Is there no end to the Bourgeoisie's greed and hatred of the poorest citizens? Whether they were poor to begin with, or lost everything due to a global economic crisis, losing their jobs, their homes, and their belongings all a long the way? Or are the lower Red States really so bitter towards the poor that they welcome a perversion of justice and the jailing of otherwise innocent people simply because they are poor?
Privatization of public services leads to Fascism, plain and simple. It must be stopped.

Resources:
Wiki debtor's prison
ACLU Nowlin press release
Nowlin Motion
Northern Circuit Complaint (Mississippi)
Criminal defense law
Constitution, Miranda warning and rights
Recovery.gov
Florida rejects stimulus
GOP rejects stimulus money
South Carolina rejects stimulus
Rejecting Stimulus aid may save states
Governors reject stimulus for unemployment
Senators divided over stimulus rejection
Georgia rejects stimulus money
Republicans torn over stimulus funds
All articles linked to in text.

6 comments:

stillthinking said...

Why hasn't this gotten more media attention? Why haven't the major news networks and newspapers jumped all over this? Why hasn't the ACLU made a major media campaign out of this? This is indentured servitude, this is modern day slavery.

Fuck the Republicans.
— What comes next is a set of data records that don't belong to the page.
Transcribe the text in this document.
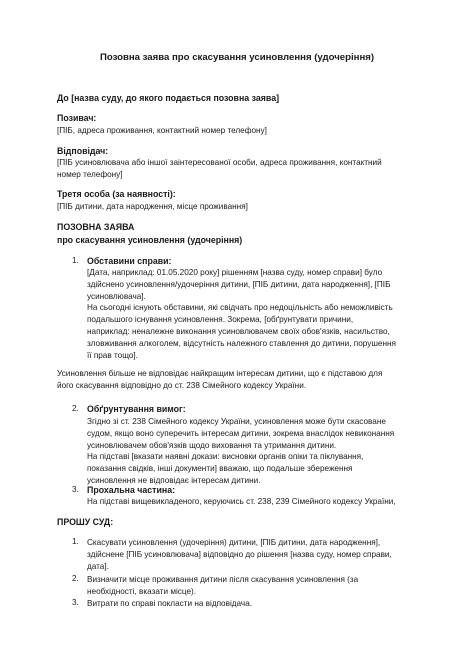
Позовна заява про скасування усиновлення (удочеріння)
До [назва суду, до якого подається позовна заява]
Позивач:
[ПІБ, адреса проживання, контактний номер телефону]
Відповідач:
[ПІБ усиновлювача або іншої заінтересованої особи, адреса проживання, контактний
номер телефону]
Третя особа (за наявності):
[ПІБ дитини, дата народження, місце проживання]
ПОЗОВНА ЗАЯВА
про скасування усиновлення (удочеріння)
1. Обставини справи:
[Дата, наприклад: 01.05.2020 року] рішенням [назва суду, номер справи] було
здійснено усиновлення/удочеріння дитини, [ПІБ дитини, дата народження], [ПІБ
усиновлювача].
На сьогодні існують обставини, які свідчать про недоцільність або неможливість
подальшого існування усиновлення. Зокрема, [обґрунтувати причини,
наприклад: неналежне виконання усиновлювачем своїх обов'язків, насильство,
зловживання алкоголем, відсутність належного ставлення до дитини, порушення
її прав тощо].
Усиновлення більше не відповідає найкращим інтересам дитини, що є підставою для
його скасування відповідно до ст. 238 Сімейного кодексу України.
2. Обґрунтування вимог:
Згідно зі ст. 238 Сімейного кодексу України, усиновлення може бути скасоване
судом, якщо воно суперечить інтересам дитини, зокрема внаслідок невиконання
усиновлювачем обов'язків щодо виховання та утримання дитини.
На підставі [вказати наявні докази: висновки органів опіки та піклування,
показання свідків, інші документи] вважаю, що подальше збереження
усиновлення не відповідає інтересам дитини.
3. Прохальна частина:
На підставі вищевикладеного, керуючись ст. 238, 239 Сімейного кодексу України,
ПРОШУ СУД:
1. Скасувати усиновлення (удочеріння) дитини, [ПІБ дитини, дата народження],
здійснене [ПІБ усиновлювача] відповідно до рішення [назва суду, номер справи,
дата].
2. Визначити місце проживання дитини після скасування усиновлення (за
необхідності, вказати місце).
3. Витрати по справі покласти на відповідача.
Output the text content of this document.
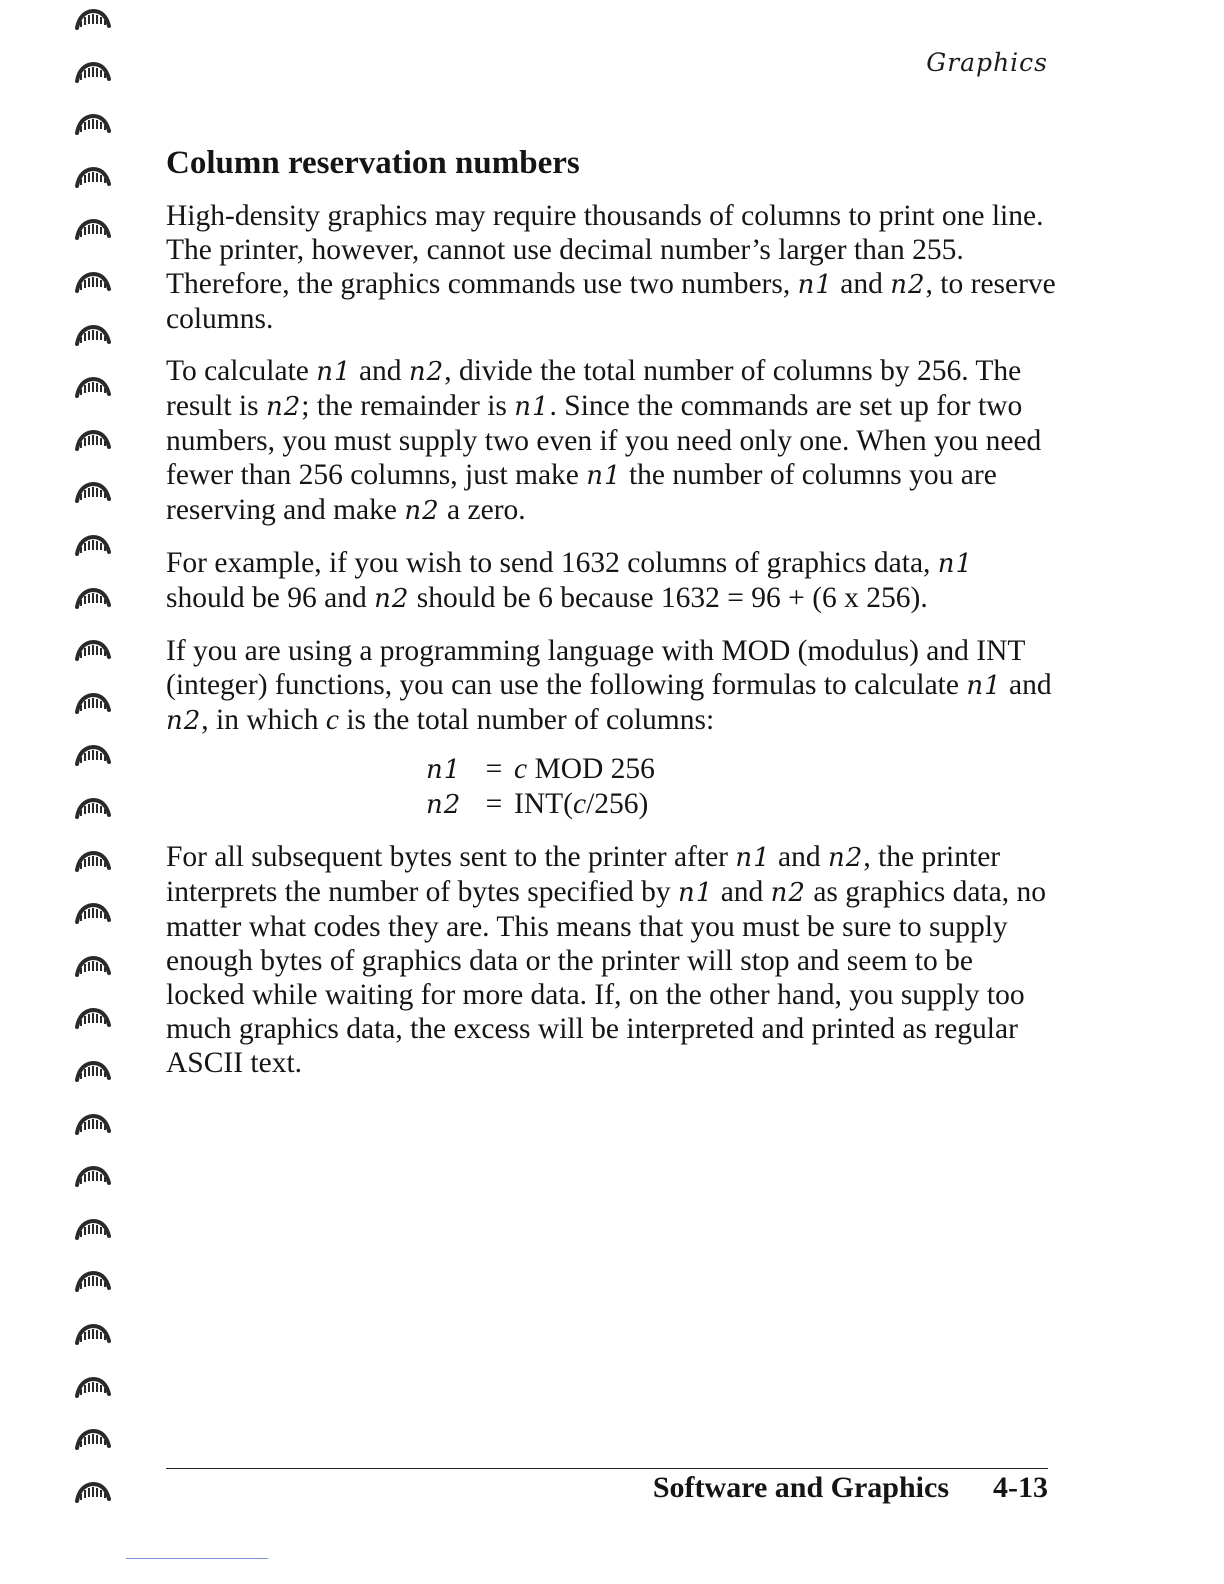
Graphics
Column reservation numbers

High-density graphics may require thousands of columns to print one line. The printer, however, cannot use decimal number’s larger than 255. Therefore, the graphics commands use two numbers, n1 and n2, to reserve columns.

To calculate n1 and n2, divide the total number of columns by 256. The result is n2; the remainder is n1. Since the commands are set up for two numbers, you must supply two even if you need only one. When you need fewer than 256 columns, just make n1 the number of columns you are reserving and make n2 a zero.

For example, if you wish to send 1632 columns of graphics data, n1 should be 96 and n2 should be 6 because 1632 = 96 + (6 x 256).

If you are using a programming language with MOD (modulus) and INT (integer) functions, you can use the following formulas to calculate n1 and n2, in which c is the total number of columns:

n1 = c MOD 256
n2 = INT(c/256)

For all subsequent bytes sent to the printer after n1 and n2, the printer interprets the number of bytes specified by n1 and n2 as graphics data, no matter what codes they are. This means that you must be sure to supply enough bytes of graphics data or the printer will stop and seem to be locked while waiting for more data. If, on the other hand, you supply too much graphics data, the excess will be interpreted and printed as regular ASCII text.

Software and Graphics 4-13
I hope the people in these states come to their senses and realize what bastards they actually are.

Now I am all worked up.

John the Custodian said...

It is approaching the fully corporatized state that England had under George III. Nothing unAmerican about that O_o. Thomas Paines "Rights of Man" denounces that system--hence the name of my 2nd blog. Good Stuff here :)

Monkey Wrench said...

Great, indentured servitude is back again!! Next we can start shipping foreigner's with dark skin into the country, and forcing them to do work with not pay and no rights!!

It would help the economy!! SO that's what we should do!

I mean, what's important, human rights or a big stack of cash??


(a)

Wrench

Sylvie said...

Whoa - though, we should have seen this coming. Way back in the day, when Clinton was in office, I did a job for the Federalist Society, a couple of their meetings. They really wanted debtors prisons, and workhouses for the children of former welfare recipients.

It was a shockingly medieval point of view. I wouldn't have believed it if I didn't hear it with my own ears. You will pay or you will pay.

More recently, I've had a job where a roomful of CIOs were talking about Eastern Europe being like Mexico for engineers. They wre very excited at the prospect of the really cheap, really educated workforce there.

The E. Europeans are/were desperate folks. and the CIOs were looking to reduce their labor costs even further, and in every front.

Slavery is the only outcome for this kind of mentality. Zero: it's the "wage that makes sense" for the masters of the universe.

The only question I have now is, do you think we will tolerate this stuff on a large scale?

LiteralDan said...

I'm all for strict, enforceable punishments, but this is madness.

I'm thinking the neo-conservatives are so conservative, they want to take us all back to the 1760s. You know, the good old god-fearing, King-loving, thumb-screwing days.

Dave Dubya said...

You have to think that there are many wealthy elites who would love the idea of a "final solution" for the poor and indebted.

Those KBR/Homeland Security labor camps are the perfect places for poverty stricken, bankrupted, unemployed citizens to enter in a "work will make you free" program.

Their historical precedent is the "Arbeit Macht Frei" camp system from 1930's and '40's in Europe.

All we need for this to happen is the next Republican president, knowing he will not be accountable for any crime.

This scenario is very possible due to the Reich Wing making every effort to assure Obama fails.